John Adam Hazelwood (October 28, 1867 - January 8, 1923) was an American lawyer and politician. He served in the Wisconsin State Senate.

==Early life==
John A. Hazelwood was born in 1867 on a farm near the town of Concord, Jefferson County, Wisconsin, Hazelwood went to the public schools. Hazel also went to St. John's Military Academy, Valparaiso University, and Indiana University Maurer School of Law. He studied law and engineering courses at Valparaiso University.

==Career==
Hazelwood taught school in Oconomowoc, Wisconsin, and was elected as the school superintendent for Jefferson County in 1898 and re-elected three times.
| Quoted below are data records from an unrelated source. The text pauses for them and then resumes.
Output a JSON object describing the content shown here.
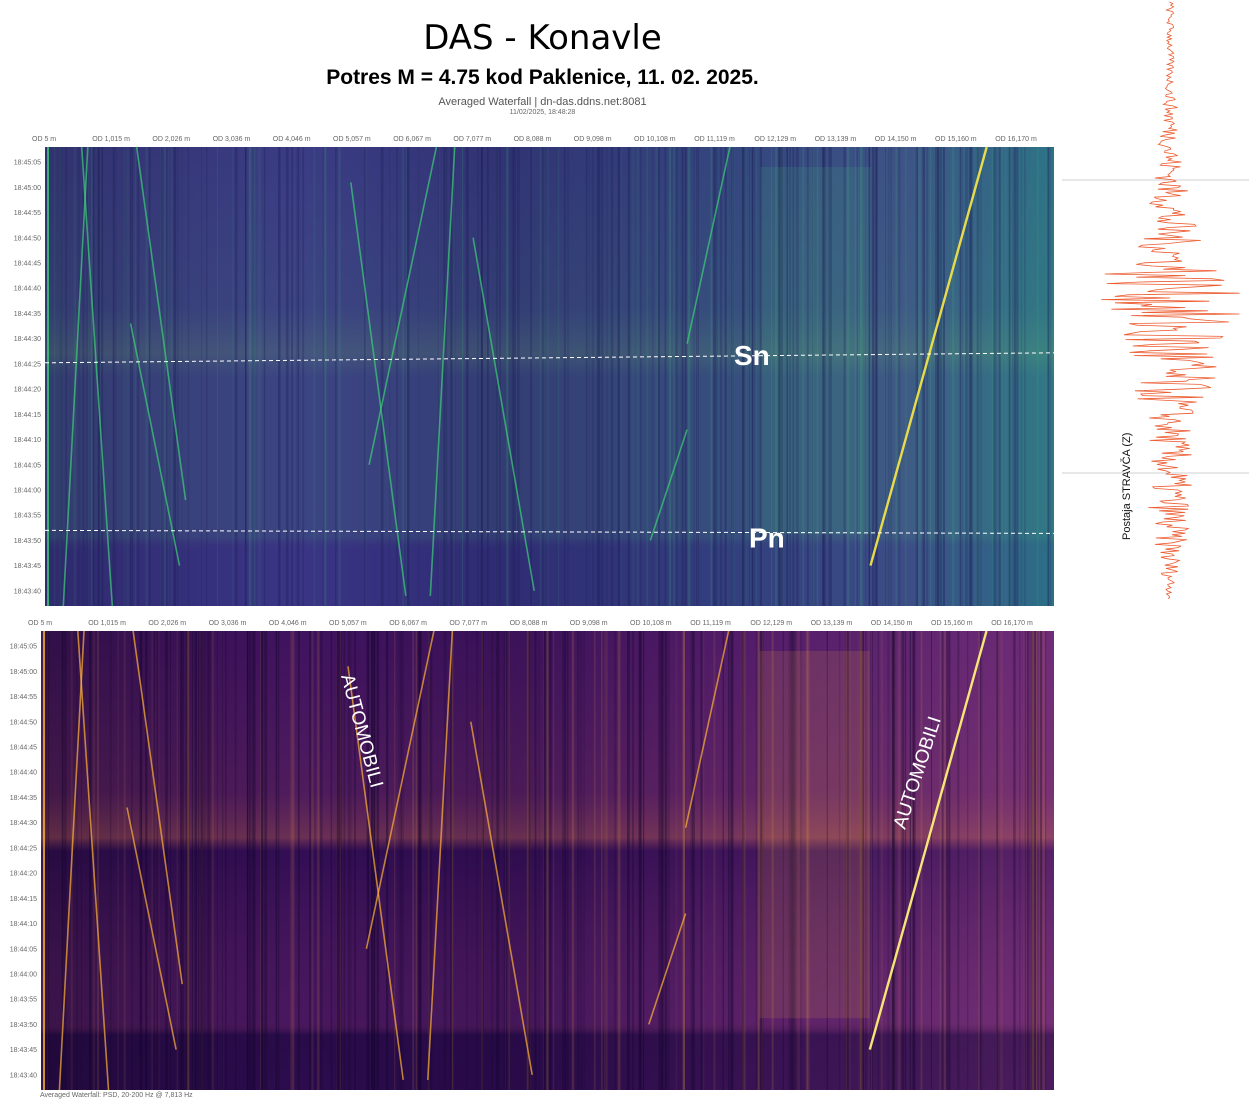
{
  "title": "DAS - Konavle",
  "subtitle": "Potres M = 4.75 kod Paklenice, 11. 02. 2025.",
  "source": "Averaged Waterfall | dn-das.ddns.net:8081",
  "timestamp": "11/02/2025, 18:48:28",
  "footer": "Averaged Waterfall: PSD, 20-200 Hz @ 7,813 Hz",
  "seismo_label": "Postaja STRAVČA (Z)",
  "colors": {
    "top_base": "#3a2f82",
    "top_accent": "#3ecf78",
    "bottom_base": "#4a1670",
    "bottom_accent": "#ffb338",
    "seismogram": "#ec5a2e"
  },
  "chart_data": [
    {
      "type": "heatmap",
      "name": "top-waterfall",
      "colormap": "viridis",
      "x_tick_labels": [
        "OD 5 m",
        "OD 1,015 m",
        "OD 2,026 m",
        "OD 3,036 m",
        "OD 4,046 m",
        "OD 5,057 m",
        "OD 6,067 m",
        "OD 7,077 m",
        "OD 8,088 m",
        "OD 9,098 m",
        "OD 10,108 m",
        "OD 11,119 m",
        "OD 12,129 m",
        "OD 13,139 m",
        "OD 14,150 m",
        "OD 15,160 m",
        "OD 16,170 m"
      ],
      "y_tick_labels": [
        "18:45:05",
        "18:45:00",
        "18:44:55",
        "18:44:50",
        "18:44:45",
        "18:44:40",
        "18:44:35",
        "18:44:30",
        "18:44:25",
        "18:44:20",
        "18:44:15",
        "18:44:10",
        "18:44:05",
        "18:44:00",
        "18:43:55",
        "18:43:50",
        "18:43:45",
        "18:43:40"
      ],
      "annotations": [
        {
          "text": "Sn",
          "time": "18:44:26"
        },
        {
          "text": "Pn",
          "time": "18:43:51"
        }
      ]
    },
    {
      "type": "heatmap",
      "name": "bottom-waterfall",
      "colormap": "inferno",
      "x_tick_labels": [
        "OD 5 m",
        "OD 1,015 m",
        "OD 2,026 m",
        "OD 3,036 m",
        "OD 4,046 m",
        "OD 5,057 m",
        "OD 6,067 m",
        "OD 7,077 m",
        "OD 8,088 m",
        "OD 9,098 m",
        "OD 10,108 m",
        "OD 11,119 m",
        "OD 12,129 m",
        "OD 13,139 m",
        "OD 14,150 m",
        "OD 15,160 m",
        "OD 16,170 m"
      ],
      "y_tick_labels": [
        "18:45:05",
        "18:45:00",
        "18:44:55",
        "18:44:50",
        "18:44:45",
        "18:44:40",
        "18:44:35",
        "18:44:30",
        "18:44:25",
        "18:44:20",
        "18:44:15",
        "18:44:10",
        "18:44:05",
        "18:44:00",
        "18:43:55",
        "18:43:50",
        "18:43:45",
        "18:43:40"
      ],
      "annotations": [
        {
          "text": "AUTOMOBILI"
        },
        {
          "text": "AUTOMOBILI"
        }
      ]
    },
    {
      "type": "line",
      "name": "seismogram",
      "description_label": "Postaja STRAVČA (Z)"
    }
  ]
}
Hazelwood practiced law in Hartford, Wisconsin, Jefferson, Wisconsin, and was the Jefferson city attorney. From 1907 to 1911, Hazelwood served in the Wisconsin State Senate and was a Democrat. He later moved to Madison, Wisconsin, and was appointed as the secretary and chief examiner of the Wisconsin Civil Service Commission in 1913. Then, he moved to Milwaukee, Wisconsin, and continued to practice law. Hazelwood served as the chairman of the Wisconsin Highway Commission from its establishment in 1911 to 1922.

==Death==
Hazelwood died at his home on January 8, 1923, in Milwaukee after a six-week illness and was buried in Oconomowoc.